Calculating Fractional Saturation

• Given: Y = \frac{pO2}{K + pO2}, K = 2.8 torr
• When pO_2 = 1 torr: Y = \frac{1}{2.8 + 1} = 0.26
• When pO_2 = 100 torr: Y = \frac{100}{2.8 + 100} = 0.97

Myoglobin Oxygen-Binding Curve

• The relationship between the fractional saturation of myoglobin (Y) and the oxygen concentration (pO_2) is hyperbolic.
• When pO_2 = K = 2.8 torr, myoglobin is half-saturated (Y = 0.5).

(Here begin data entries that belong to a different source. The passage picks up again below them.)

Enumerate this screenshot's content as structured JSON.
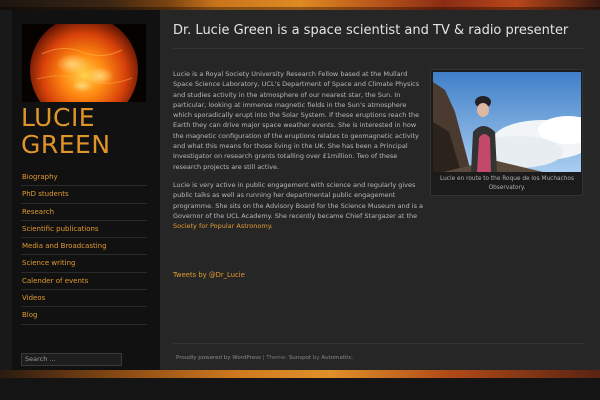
{
  "site": {
    "title_line1": "LUCIE",
    "title_line2": "GREEN",
    "logo_alt": "sun-image"
  },
  "nav": {
    "items": [
      {
        "label": "Biography"
      },
      {
        "label": "PhD students"
      },
      {
        "label": "Research"
      },
      {
        "label": "Scientific publications"
      },
      {
        "label": "Media and Broadcasting"
      },
      {
        "label": "Science writing"
      },
      {
        "label": "Calender of events"
      },
      {
        "label": "Videos"
      },
      {
        "label": "Blog"
      }
    ]
  },
  "search": {
    "placeholder": "Search ..."
  },
  "page": {
    "title": "Dr. Lucie Green is a space scientist and TV & radio presenter",
    "paragraph1": "Lucie is  a Royal Society University Research Fellow based at the Mullard Space Science Laboratory, UCL’s Department of Space and Climate Physics and studies activity in the atmosphere of our nearest star, the Sun. In particular, looking at immense magnetic fields in the Sun’s atmosphere which sporadically erupt into the Solar System. If these eruptions reach the Earth they can drive major space weather events. She is interested in how the magnetic configuration of the eruptions relates to geomagnetic activity and what this means for those living in the UK. She has been a Principal Investigator on research grants totalling over £1million. Two of these research projects are still active.",
    "paragraph2_start": "Lucie is very active in public engagement with science and regularly gives public talks as well as running her departmental public engagement programme. She sits on the Advisory Board for the Science Museum and is a Governor of the UCL Academy. She recently became Chief Stargazer at the ",
    "paragraph2_link": "Society for Popular Astronomy",
    "paragraph2_end": ".",
    "figure_caption": "Lucie en route to the Roque de los Muchachos Observatory.",
    "tweets_link": "Tweets by @Dr_Lucie"
  },
  "footer": {
    "powered": "Proudly powered by WordPress",
    "separator": " | ",
    "theme_label": "Theme: ",
    "theme_name": "Sunspot",
    "by": " by ",
    "author": "Automattic",
    "end": "."
  },
  "colors": {
    "accent": "#e09a30",
    "background": "#191919",
    "content_bg": "#262626",
    "sidebar_bg": "#111111"
  }
}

Hemoglobin Oxygen-Binding Curve

• Shows the relationship between fractional saturation (Y) and pO_2 in lungs and tissues.

Carbon Monoxide Poisoning

• Carbon monoxide (CO) can bind to the heme iron in hemoglobin.
• CO binds about 200–250 times more tightly than O_2.
• CO toxicity:
  • Carboxyhemoglobin rises > 25%: Neurological impairment (dizziness & confusion).
  • Carboxyhemoglobin > 50%: coma and death.

Myoglobin vs. Hemoglobin

Structural Proteins

• Give shape, strength, and support to cells and tissues.

Keratin

• Found in hair, nails, skin.
• Composed of 2 long α-helices twisted into coils.
• Strands form fibers via disulfide bonds between cysteines.

Collagen

• Found in connective tissues (tendons, skin, bone).
• Triple helix of three polypeptide chains.
• Glycine is every 3rd residue (small enough to fit in the center of the helix).
• Repeating amino acid sequence of Gly-X-Y, where X and Y are often proline and hydroxyproline.
• Requires hydroxyproline, made using vitamin C. Scurvy causes weak connective tissue.

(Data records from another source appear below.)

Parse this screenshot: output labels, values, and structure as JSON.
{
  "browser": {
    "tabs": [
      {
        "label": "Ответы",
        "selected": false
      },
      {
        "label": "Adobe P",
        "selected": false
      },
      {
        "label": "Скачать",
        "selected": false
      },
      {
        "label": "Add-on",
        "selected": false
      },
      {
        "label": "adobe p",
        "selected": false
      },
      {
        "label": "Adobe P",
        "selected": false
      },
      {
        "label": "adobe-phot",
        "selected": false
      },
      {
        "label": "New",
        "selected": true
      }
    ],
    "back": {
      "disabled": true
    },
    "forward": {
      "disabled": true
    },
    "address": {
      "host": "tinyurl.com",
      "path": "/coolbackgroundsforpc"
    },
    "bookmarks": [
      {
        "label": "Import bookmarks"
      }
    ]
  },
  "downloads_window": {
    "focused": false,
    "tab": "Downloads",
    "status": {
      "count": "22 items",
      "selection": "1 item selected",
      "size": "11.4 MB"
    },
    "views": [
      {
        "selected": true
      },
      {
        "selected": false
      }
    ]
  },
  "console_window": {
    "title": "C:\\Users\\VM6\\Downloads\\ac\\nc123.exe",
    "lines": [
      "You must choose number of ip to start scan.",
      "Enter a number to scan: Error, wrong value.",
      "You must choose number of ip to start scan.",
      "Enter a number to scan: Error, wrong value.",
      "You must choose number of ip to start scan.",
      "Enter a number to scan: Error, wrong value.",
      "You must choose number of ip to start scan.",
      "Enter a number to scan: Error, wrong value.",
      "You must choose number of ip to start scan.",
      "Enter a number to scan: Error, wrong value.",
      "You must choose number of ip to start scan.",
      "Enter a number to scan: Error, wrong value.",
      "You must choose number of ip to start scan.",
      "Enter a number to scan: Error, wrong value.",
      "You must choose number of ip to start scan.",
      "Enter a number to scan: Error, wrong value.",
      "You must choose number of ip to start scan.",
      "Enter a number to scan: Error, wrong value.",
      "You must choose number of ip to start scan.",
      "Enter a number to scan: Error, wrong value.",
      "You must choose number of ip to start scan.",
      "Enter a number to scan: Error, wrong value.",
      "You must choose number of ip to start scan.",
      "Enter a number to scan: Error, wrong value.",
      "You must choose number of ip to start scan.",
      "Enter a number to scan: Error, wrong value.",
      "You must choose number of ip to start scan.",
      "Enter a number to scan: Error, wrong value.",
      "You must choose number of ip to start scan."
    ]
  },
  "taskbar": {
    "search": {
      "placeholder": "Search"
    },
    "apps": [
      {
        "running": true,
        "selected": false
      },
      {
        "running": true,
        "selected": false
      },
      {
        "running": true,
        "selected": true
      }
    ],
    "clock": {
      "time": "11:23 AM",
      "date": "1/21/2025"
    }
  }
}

Actin and Tubulin (Cytoskeleton)

• Actin: Forms thin microfilaments in cells; dynamic (grows and shrinks).
• Tubulin: Forms microtubules, hollow tubes used in cell division and transport.
• Both use ATP or GTP to power assembly.

Motor Proteins

Myosin

• Found in muscle cells.
• Has two heads that bind actin and hydrolyze ATP.
• The head “pulls” on actin, causing muscle contraction.
• Works through a lever arm mechanism: bind → pull → release → reset.

Antibodies

Immunoglobulins AKA Antibodies

• Synthesized mainly by plasma cells in response to antigens.
• Structure: 2 heavy chains and 2 light chains.
• Both chains are divided into constant and variable regions.

Antibody Regions

• Constant Region: Towards the Carboxyl end.
• Variable Region: Towards the Amino end.

Antibody Fragments

• Fab: Has both light + heavy chains; variable + constant regions; has antigen-binding site.
• Fc: Has heavy chains only; constant region only; has macrophage-binding site; determines Ig class.